This week’s one-shot Wolverine: Switchback included an unsolicited eight-page back-up story written by Gregg Hurwitz and illustrated by artist Juan Doe.
In it, our hero runs afoul of a trio of thugs, one of whom is wearing a pretty odd shirt, the design of which looks like it was rather hastily edited at some point after the art was completed.
Scans and questions, after the jump.
So check out this bad guy’s shirt:
Apparently he is wearing three-fourths of a swastika. And yet, because of the placement of the symbol within the white circle, it looks like the fourth arm of the swastika was simply removed, rather than drawn that way by Doe originally.
If that’s the case, I wonder what the objection to a swastika on a bad guy’s shirt was? Because Nazis are so often used as the heavies, swastikas are pretty commonplace in super-comics in general.

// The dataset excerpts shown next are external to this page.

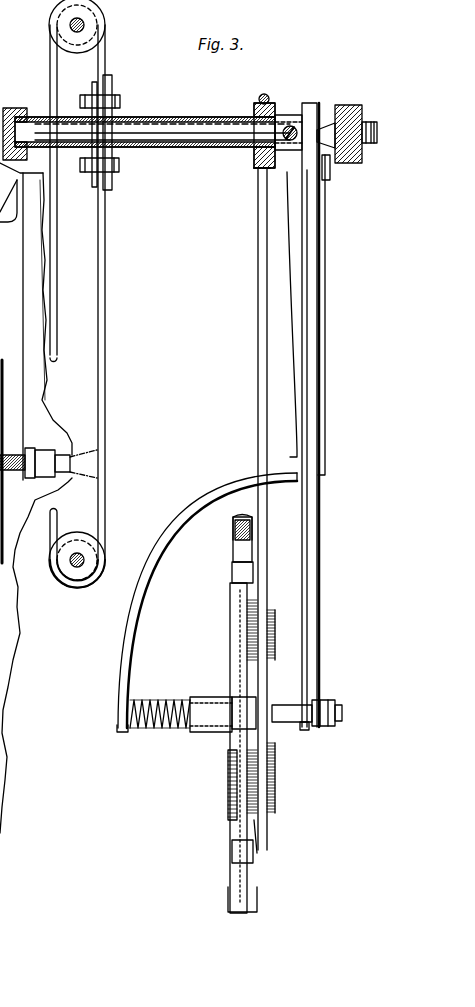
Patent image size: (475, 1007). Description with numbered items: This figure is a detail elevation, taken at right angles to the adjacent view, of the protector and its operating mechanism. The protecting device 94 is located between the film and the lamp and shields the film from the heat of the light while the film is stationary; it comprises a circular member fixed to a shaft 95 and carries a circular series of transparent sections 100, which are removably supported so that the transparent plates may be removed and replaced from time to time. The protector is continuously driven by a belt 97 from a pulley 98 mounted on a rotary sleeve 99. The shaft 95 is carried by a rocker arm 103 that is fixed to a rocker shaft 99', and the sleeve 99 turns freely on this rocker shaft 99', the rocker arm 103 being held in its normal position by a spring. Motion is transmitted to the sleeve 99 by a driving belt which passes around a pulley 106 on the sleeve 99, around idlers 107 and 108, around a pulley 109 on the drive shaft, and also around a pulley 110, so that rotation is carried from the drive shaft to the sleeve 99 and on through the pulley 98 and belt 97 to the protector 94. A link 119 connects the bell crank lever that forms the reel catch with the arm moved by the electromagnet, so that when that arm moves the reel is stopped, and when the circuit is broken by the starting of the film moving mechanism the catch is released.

The protecting device 94 is at (253, 575).
The shaft 95 is at (12, 453).
The belt 97 is at (260, 341).
The pulley 98 is at (272, 103).
The rotary sleeve 99 is at (152, 122).
The rocker shaft 99' is at (101, 131).
The transparent sections 100 is at (242, 617).
The rocker arm 103 is at (311, 452).
The pulley 106 is at (115, 124).
The idler 107 is at (112, 92).
The idler 108 is at (117, 173).
The pulley 109 is at (94, 580).
The pulley 110 is at (98, 26).
The link 119 is at (323, 363).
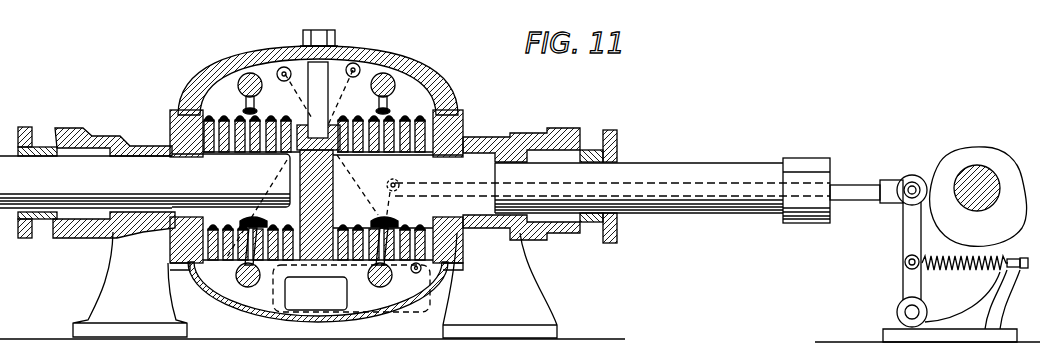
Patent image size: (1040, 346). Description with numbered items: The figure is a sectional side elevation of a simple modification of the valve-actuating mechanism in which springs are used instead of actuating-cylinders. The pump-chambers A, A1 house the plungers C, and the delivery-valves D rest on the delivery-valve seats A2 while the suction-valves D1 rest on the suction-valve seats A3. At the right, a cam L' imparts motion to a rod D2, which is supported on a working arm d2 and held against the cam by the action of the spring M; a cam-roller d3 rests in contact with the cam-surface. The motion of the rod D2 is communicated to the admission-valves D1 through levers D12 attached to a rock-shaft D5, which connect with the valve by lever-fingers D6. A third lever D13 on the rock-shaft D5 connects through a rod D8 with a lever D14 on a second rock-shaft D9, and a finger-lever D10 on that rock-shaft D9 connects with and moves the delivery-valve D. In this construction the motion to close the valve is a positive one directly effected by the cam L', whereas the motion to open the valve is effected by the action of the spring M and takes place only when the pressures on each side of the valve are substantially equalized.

The pump-chamber A is at (355, 170).
The pump-chamber A1 is at (176, 146).
The seat of the delivery-valve A2 is at (205, 93).
The seat of the suction-valve A3 is at (200, 285).
The plunger C is at (391, 184).
The delivery-valve D is at (246, 111).
The suction-valve D1 is at (185, 238).
The rod D2 is at (857, 184).
The rock-shaft D5 is at (245, 314).
The lever-finger D6 is at (312, 233).
The rod D8 is at (292, 165).
The rock-shaft D9 is at (248, 64).
The finger-lever D10 is at (256, 99).
The lever D12 is at (405, 190).
The third lever D13 is at (413, 275).
The lever D14 is at (283, 67).
The working arm d2 is at (908, 246).
The cam-roller d3 is at (913, 178).
The cam L' is at (978, 197).
The spring M is at (975, 275).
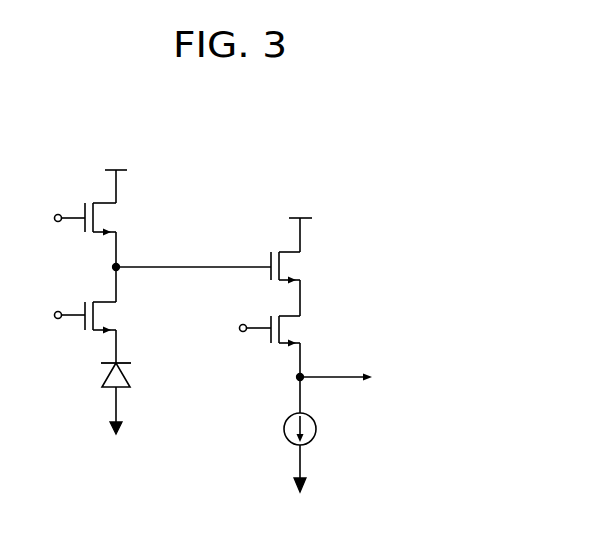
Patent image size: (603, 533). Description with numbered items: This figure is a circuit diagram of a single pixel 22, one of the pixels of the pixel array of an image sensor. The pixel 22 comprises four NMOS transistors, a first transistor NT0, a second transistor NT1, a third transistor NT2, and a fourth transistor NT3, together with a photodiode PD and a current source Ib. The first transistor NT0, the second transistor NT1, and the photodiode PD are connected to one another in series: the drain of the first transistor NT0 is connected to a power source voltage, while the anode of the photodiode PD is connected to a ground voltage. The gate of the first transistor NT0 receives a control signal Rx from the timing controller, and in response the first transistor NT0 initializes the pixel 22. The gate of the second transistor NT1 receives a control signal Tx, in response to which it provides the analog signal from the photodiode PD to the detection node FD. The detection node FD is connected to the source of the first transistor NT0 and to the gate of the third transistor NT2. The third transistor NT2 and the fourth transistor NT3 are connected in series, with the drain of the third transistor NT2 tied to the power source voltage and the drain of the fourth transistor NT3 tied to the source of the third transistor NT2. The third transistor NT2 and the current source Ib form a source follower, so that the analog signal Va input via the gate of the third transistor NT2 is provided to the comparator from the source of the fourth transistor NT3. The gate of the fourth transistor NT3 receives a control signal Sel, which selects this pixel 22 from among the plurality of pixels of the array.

The pixel 22 is at (403, 135).
The first transistor NT0 is at (88, 219).
The second transistor NT1 is at (87, 318).
The third transistor NT2 is at (301, 268).
The fourth transistor NT3 is at (270, 331).
The photodiode PD is at (104, 375).
The detection node FD is at (193, 257).
The control signal Rx is at (57, 218).
The control signal Tx is at (57, 315).
The control signal Sel is at (239, 328).
The analog signal Va is at (439, 379).
The current source Ib is at (312, 429).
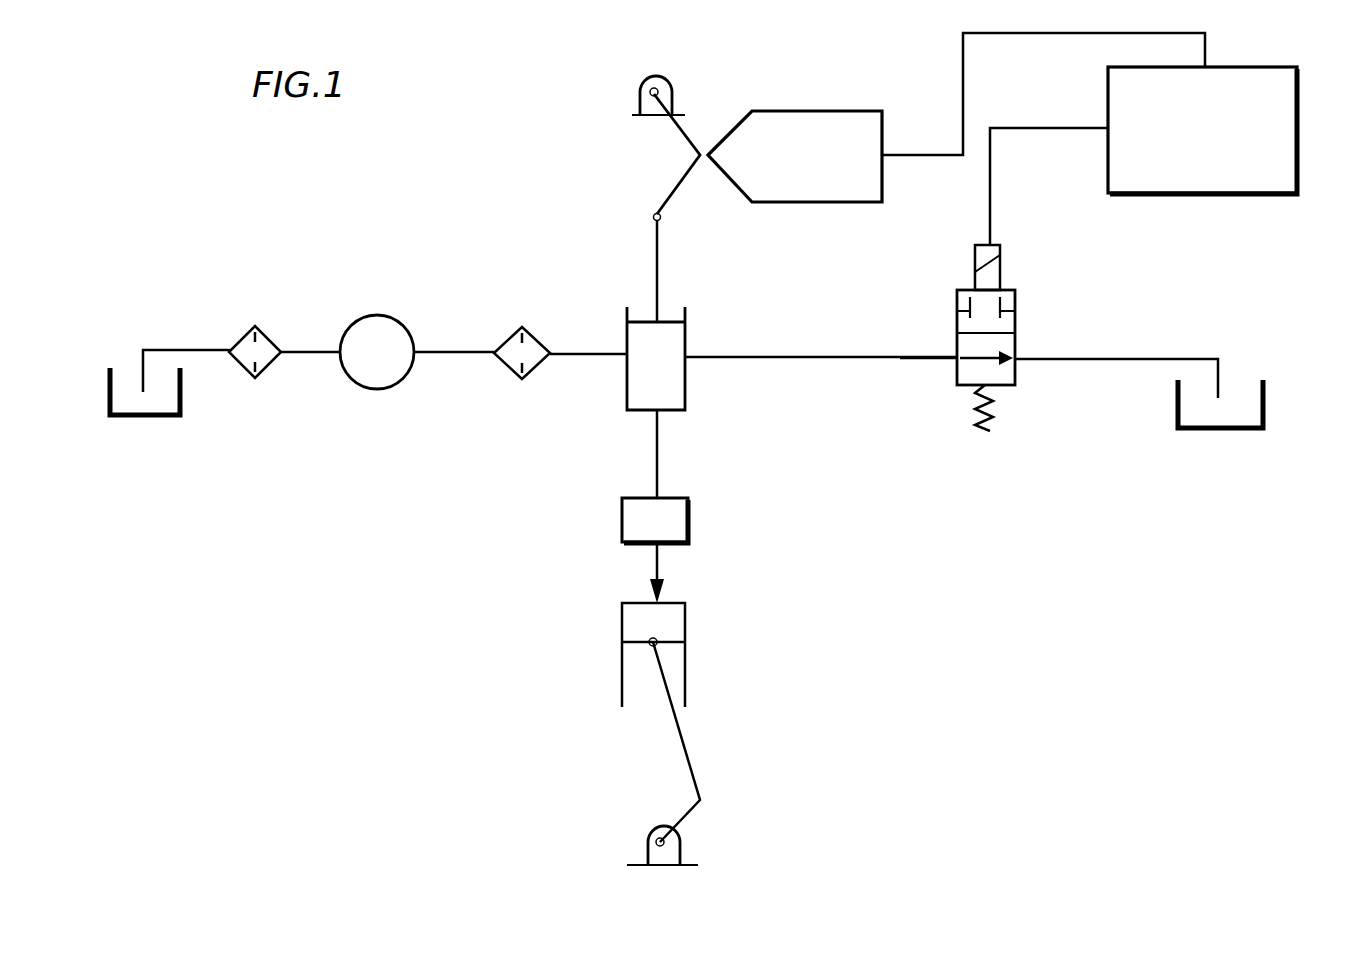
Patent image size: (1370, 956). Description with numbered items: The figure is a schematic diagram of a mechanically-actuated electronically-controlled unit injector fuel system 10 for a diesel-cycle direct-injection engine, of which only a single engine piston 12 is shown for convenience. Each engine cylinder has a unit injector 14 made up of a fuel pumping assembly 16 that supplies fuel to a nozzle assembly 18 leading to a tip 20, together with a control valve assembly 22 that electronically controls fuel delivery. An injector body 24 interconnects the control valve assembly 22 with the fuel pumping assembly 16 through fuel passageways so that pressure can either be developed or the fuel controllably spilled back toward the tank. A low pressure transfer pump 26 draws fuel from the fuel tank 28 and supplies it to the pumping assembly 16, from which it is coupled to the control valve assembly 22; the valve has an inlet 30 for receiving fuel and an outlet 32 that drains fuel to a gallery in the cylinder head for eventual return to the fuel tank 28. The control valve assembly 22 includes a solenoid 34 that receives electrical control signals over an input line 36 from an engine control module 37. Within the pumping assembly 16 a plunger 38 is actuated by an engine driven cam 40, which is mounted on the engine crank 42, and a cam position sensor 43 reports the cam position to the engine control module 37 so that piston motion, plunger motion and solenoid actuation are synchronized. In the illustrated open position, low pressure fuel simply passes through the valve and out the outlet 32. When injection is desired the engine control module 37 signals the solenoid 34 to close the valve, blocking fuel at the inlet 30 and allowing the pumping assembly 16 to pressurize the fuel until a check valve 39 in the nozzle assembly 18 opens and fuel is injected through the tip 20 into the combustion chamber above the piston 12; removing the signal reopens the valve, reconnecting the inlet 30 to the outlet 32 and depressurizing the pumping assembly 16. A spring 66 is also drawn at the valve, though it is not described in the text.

The injector fuel system 10 is at (516, 108).
The engine piston 12 is at (686, 618).
The mechanically-actuated electronically-controlled unit injector 14 is at (926, 280).
The fuel pumping assembly 16 is at (627, 330).
The nozzle assembly 18 is at (657, 438).
The tip 20 is at (657, 570).
The control valve assembly 22 is at (1016, 298).
The injector body 24 is at (778, 358).
The low pressure transfer pump 26 is at (376, 316).
The fuel tank 28 is at (108, 372).
The inlet 30 is at (932, 365).
The outlet 32 is at (1032, 359).
The solenoid 34 is at (1002, 247).
The input line 36 is at (1040, 128).
The engine control module 37 is at (1297, 168).
The plunger 38 is at (655, 232).
The check valve 39 is at (690, 512).
The cam 40 is at (688, 128).
The engine crank 42 is at (681, 830).
The cam position sensor 43 is at (864, 111).
The return spring 66 is at (1000, 420).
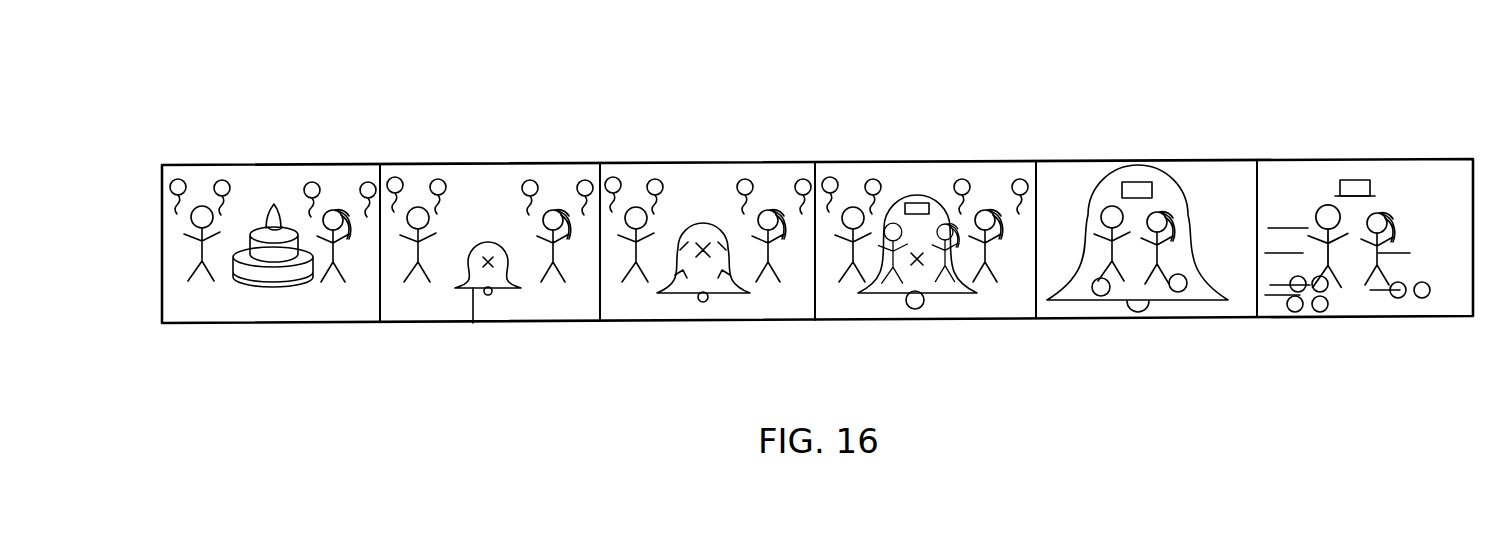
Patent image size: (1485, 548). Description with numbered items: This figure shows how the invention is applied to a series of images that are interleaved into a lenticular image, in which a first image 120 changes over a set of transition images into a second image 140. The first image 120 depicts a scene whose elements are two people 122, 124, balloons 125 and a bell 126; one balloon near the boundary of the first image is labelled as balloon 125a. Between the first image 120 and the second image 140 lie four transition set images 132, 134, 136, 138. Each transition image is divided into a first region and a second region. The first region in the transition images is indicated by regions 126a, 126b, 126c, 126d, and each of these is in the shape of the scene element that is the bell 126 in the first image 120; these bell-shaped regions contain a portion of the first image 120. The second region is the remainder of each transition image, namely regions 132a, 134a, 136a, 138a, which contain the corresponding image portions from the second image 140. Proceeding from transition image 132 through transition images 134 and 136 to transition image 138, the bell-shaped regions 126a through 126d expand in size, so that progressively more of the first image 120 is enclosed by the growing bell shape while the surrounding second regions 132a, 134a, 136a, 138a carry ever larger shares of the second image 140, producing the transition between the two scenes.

The first image 120 is at (293, 323).
The people 122 is at (201, 205).
The people 124 is at (337, 209).
The balloons 125 is at (176, 177).
The balloon 125a is at (378, 165).
The bell 126 is at (270, 204).
The first region 126a is at (473, 323).
The first region 126b is at (695, 222).
The first region 126c is at (922, 198).
The first region 126d is at (1145, 172).
The transition set image 132 is at (575, 325).
The second region 132a is at (518, 170).
The transition set image 134 is at (782, 322).
The second region 134a is at (717, 168).
The transition set image 136 is at (1010, 322).
The second region 136a is at (860, 170).
The transition set image 138 is at (1180, 320).
The second region 138a is at (1072, 172).
The second image 140 is at (1405, 317).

Certainly Marvel’s Captain America is lousy with swastikas.
Is it perceived as worse for characters who aren’t actually real, war time Nazis to be depicted wearing swastikas? Because the above guy is in the company of two large white guys with shaved heads, which, when combined with the other guy, gives the trio the appearance of neo-Nazis. Still pretty bad guys, so it’s not like the swastika was glamorizing Nazism or anything.
Additionally, this particular comic has the words “Parental Advisory” over the UPC symbol, and contains some pretty adult material: In the lead story, Wolverine bloodily dispatches a serial killer who causes car accidents, takes gory photos of the results and keeps the mummified bodies and skeletons of his victims as trophies. The back-up, with the altered swastika shirt in it, is the story of Wolverine stopping three rapist/murderers from attacking a woman in a cave full of skulls.
Anyway, just something kind of weird that I noticed this week. Given what Marvel (and DC) allow in their superhero comics these days, I’m always fascinated by what they don’t allow.
Or, in this case, don’t seem to allow.